Pentax cameras have always been about ease of use, so, along with a much improved menu and a more sensible sub-menu naming convention, the camera is equipped with a host of subject-based modes. The usual suspects of Portrait, Landscape, Sport and so on are included, but so are eight others such as Moving kids, Food and Pet modes to name just three.
There’s an ‘Auto Pict’ mode that selects the scene mode for you, just in case you don’t know what you’re taking pictures of, as well as the usual PASM options for more experienced users. Pentax has also added a Sensitivity priority AE mode (Sv) which, rather than take pictures with an added sense of empathy, adjusts the ISO speed to the prevailing lighting conditions.
Interestingly, Pentax has recalibrated the ISO settings; while the K100D offered ISO 200 to 3200, the K200D has downgraded this to a range from ISO 100 to 1600. This is probably in order to lessen noise levels and is likely to be in response to demands for lower sensitivity, but it’s an interesting move when other manufacturers are trying to push the speed into higher sensitivities, though not always successfully.
In other areas the camera conforms to the expected standards of an entry-level DSLR. Shutter speeds range from 30 to 1/4000sec and Bulb for longer exposures, and metering options include evaluative, centreweighted and spot. The 11-point AF system is the same as seen on previous models, and the AF points can be set automatically by the camera or individually selected by the user. The metering can also be tied to the selected AF point for greater accuracy when needed.
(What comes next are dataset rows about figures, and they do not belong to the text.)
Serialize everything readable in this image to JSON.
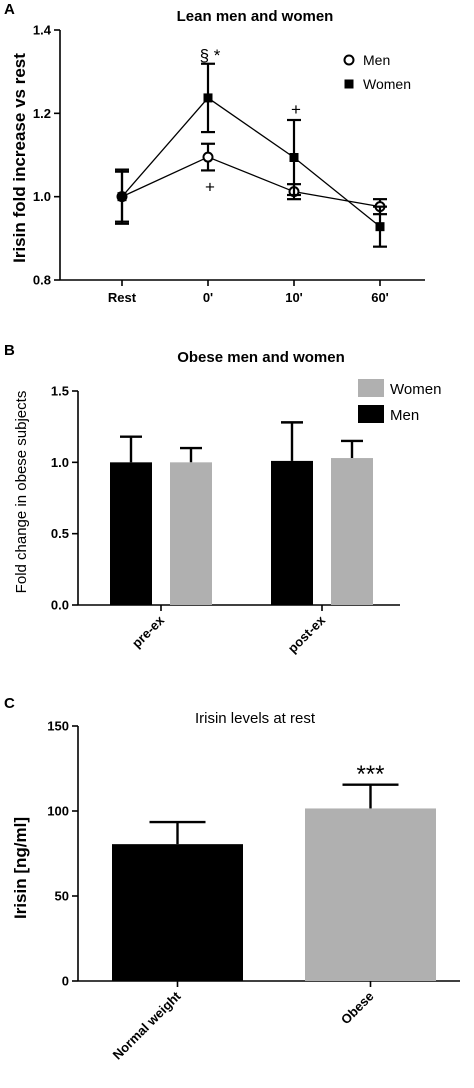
{
  "panel_labels": [
    "A",
    "B",
    "C"
  ],
  "chart_data": [
    {
      "id": "A",
      "type": "line",
      "title": "Lean men and women",
      "ylabel": "Irisin fold increase vs rest",
      "xlabel": "",
      "categories": [
        "Rest",
        "0'",
        "10'",
        "60'"
      ],
      "ylim": [
        0.8,
        1.4
      ],
      "yticks": [
        0.8,
        1.0,
        1.2,
        1.4
      ],
      "ytick_labels": [
        "0.8",
        "1.0",
        "1.2",
        "1.4"
      ],
      "legend": "top-right",
      "series": [
        {
          "name": "Men",
          "marker": "open-circle",
          "values": [
            1.0,
            1.095,
            1.012,
            0.976
          ],
          "errors": [
            0.065,
            0.032,
            0.018,
            0.018
          ]
        },
        {
          "name": "Women",
          "marker": "filled-square",
          "values": [
            1.0,
            1.237,
            1.094,
            0.928
          ],
          "errors": [
            0.06,
            0.082,
            0.09,
            0.048
          ]
        }
      ],
      "annotations": [
        {
          "text": "§ *",
          "category": "0'",
          "y": 1.34
        },
        {
          "text": "+",
          "category": "0'",
          "y": 1.025
        },
        {
          "text": "+",
          "category": "10'",
          "y": 1.21
        }
      ]
    },
    {
      "id": "B",
      "type": "bar",
      "title": "Obese men and women",
      "ylabel": "Fold change in obese subjects",
      "xlabel": "",
      "categories": [
        "pre-ex",
        "post-ex"
      ],
      "ylim": [
        0,
        1.5
      ],
      "yticks": [
        0,
        0.5,
        1.0,
        1.5
      ],
      "ytick_labels": [
        "0.0",
        "0.5",
        "1.0",
        "1.5"
      ],
      "legend": "top-right",
      "legend_order": [
        "Women",
        "Men"
      ],
      "series": [
        {
          "name": "Men",
          "color": "#000000",
          "values": [
            1.0,
            1.01
          ],
          "errors": [
            0.18,
            0.27
          ]
        },
        {
          "name": "Women",
          "color": "#b0b0b0",
          "values": [
            1.0,
            1.03
          ],
          "errors": [
            0.1,
            0.12
          ]
        }
      ]
    },
    {
      "id": "C",
      "type": "bar",
      "title": "Irisin levels at rest",
      "ylabel": "Irisin  [ng/ml]",
      "xlabel": "",
      "categories": [
        "Normal weight",
        "Obese"
      ],
      "colors": [
        "#000000",
        "#b0b0b0"
      ],
      "values": [
        80.5,
        101.5
      ],
      "errors": [
        13,
        14
      ],
      "ylim": [
        0,
        150
      ],
      "yticks": [
        0,
        50,
        100,
        150
      ],
      "ytick_labels": [
        "0",
        "50",
        "100",
        "150"
      ],
      "annotations": [
        {
          "text": "***",
          "category": "Obese",
          "y": 124
        }
      ]
    }
  ]
}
The built-in flash offers a guide number of 13m at ISO 100, which is fairly standard, while a hotshoe accepts Pentax-dedicated flash units. Wireless flash operation is available using the pop-up flash as either master or controller and standard flash modes covering red-eye reduction, auto flash and so on are also available.
Exposure compensation and auto bracketing are possible over ± 2EV, which is also complemented by flash exposure compensation over the same range.
There’s a choice of colour modes, with sRGB and Adobe RGB, as well as a number of preset colour/custom image functions, such as Portrait, Landscape and so on. These are essentially advanced scene modes. Each of these can be customised via hue, saturation, contrast and sharpness sliders. A colour wheel displays as this is done, which seems slightly advanced for the majority of users, but you don’t have to fully understand it to use it and it looks good as a graphic device.